I uploaded 4 more scores ("renditions" included) to imslp, increasing his published tally to 7. Most significant of the new ones, I think, are his 2 settings of WWI poems, In Flanders Fields and England and Flanders,  composed in the first weeks of 1919. At what could well have been their premiere performance a few weeks ago I found them very powerful. The others that I've transcribed from manuscript are his second string quintet (2vlns, vla, vc, db) and clarinet quintet. The best of his chamber work movements (e.g. IV of the string quintet, III of the clarinet quintet, I of the string sextet) seem to share a painfully nostalgic quality that inevitably puts me in mind of Elgar, although Percy's harmonic language is distinctive.

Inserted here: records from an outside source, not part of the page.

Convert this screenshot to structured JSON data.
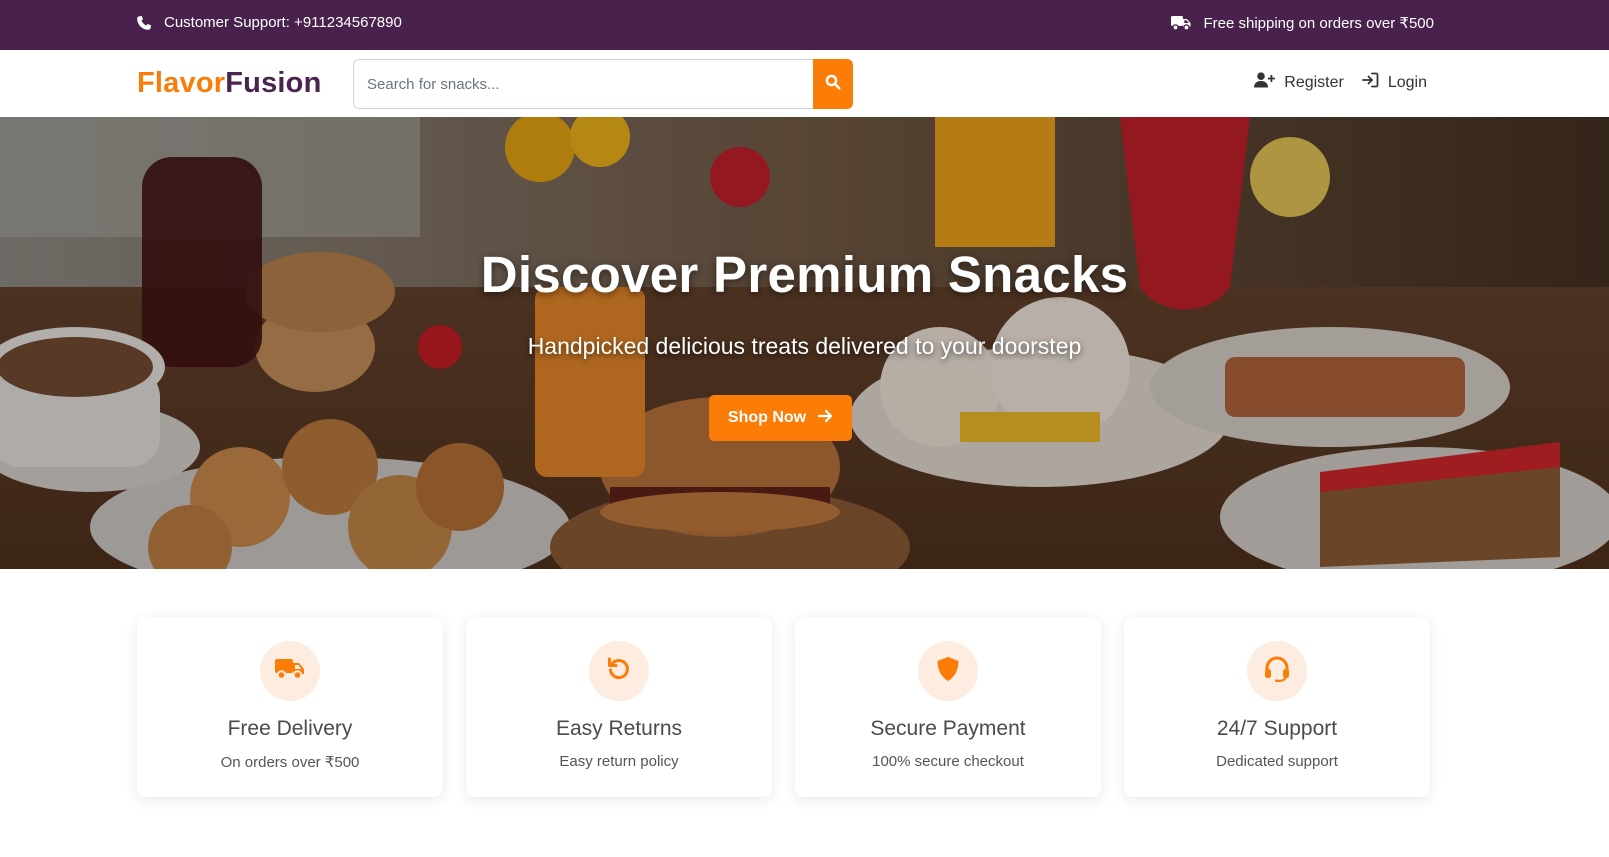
{
  "topbar": {
    "support": "Customer Support: +911234567890",
    "shipping": "Free shipping on orders over ₹500",
    "support_icon": "phone-icon",
    "shipping_icon": "truck-icon"
  },
  "header": {
    "logo_part1": "Flavor",
    "logo_part2": "Fusion",
    "search_placeholder": "Search for snacks...",
    "search_icon": "search-icon",
    "register_label": "Register",
    "login_label": "Login"
  },
  "hero": {
    "title": "Discover Premium Snacks",
    "subtitle": "Handpicked delicious treats delivered to your doorstep",
    "cta_label": "Shop Now"
  },
  "features": [
    {
      "icon": "truck-icon",
      "title": "Free Delivery",
      "desc": "On orders over ₹500"
    },
    {
      "icon": "undo-icon",
      "title": "Easy Returns",
      "desc": "Easy return policy"
    },
    {
      "icon": "shield-icon",
      "title": "Secure Payment",
      "desc": "100% secure checkout"
    },
    {
      "icon": "headset-icon",
      "title": "24/7 Support",
      "desc": "Dedicated support"
    }
  ],
  "colors": {
    "topbar_bg": "#48224c",
    "accent": "#fb7d08",
    "logo_dark": "#4a2350",
    "icon_circle_bg": "#fdece0"
  }
}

The biggest work to remain unpublished work is his cello concerto which exists only in piano reduction. It was supposed to have been premiered at the 1908 proms, but for some reason the dedicatee, Bertie Withers, played the Dvorak instead and Percy withdrew the dedication. Anyone fancy their hand at orchestration?

britishcomposer

I uploaded a short Romance for strings broadcast by the BBC a couple of days ago.
The story how this recording came about is told by the announcer at the beginning.

Mark Thomas


matesic

As the announcer says, it's a movement from his Erith Suite for strings whose manuscript came to light a few months ago along with many more works. Among the best, I think, are two string quartets dating from 1918 https://imslp.org/wiki/Category:Miles%2C_Percy_Hilder. His oeuvre consists mostly of chamber music; there are just 3 more-or-less finished orchestral works, the latest to surface being a violin concerto that he completed in 1909. Phil Hall from the BBCSO has been pulling all the strings he can find to get the cello concerto and an Elegiac Fantasy performed, but of course all plans are currently on hold. Exactly how the cello concerto got into the Proms prospectus for 1908 remains a bit of a mystery; piano rehearsals with the cellist Herbert Withers apparently went well but in May of that year Percy steamed off to Australia on behalf of the examiners' board of the RAM and RCM and left the orchestration unfinished. Phil has now completed the job and the solo part is with the cellist Alice Neary. I've bashed through it in a transcription for violin and I'm convinced it could be a goer.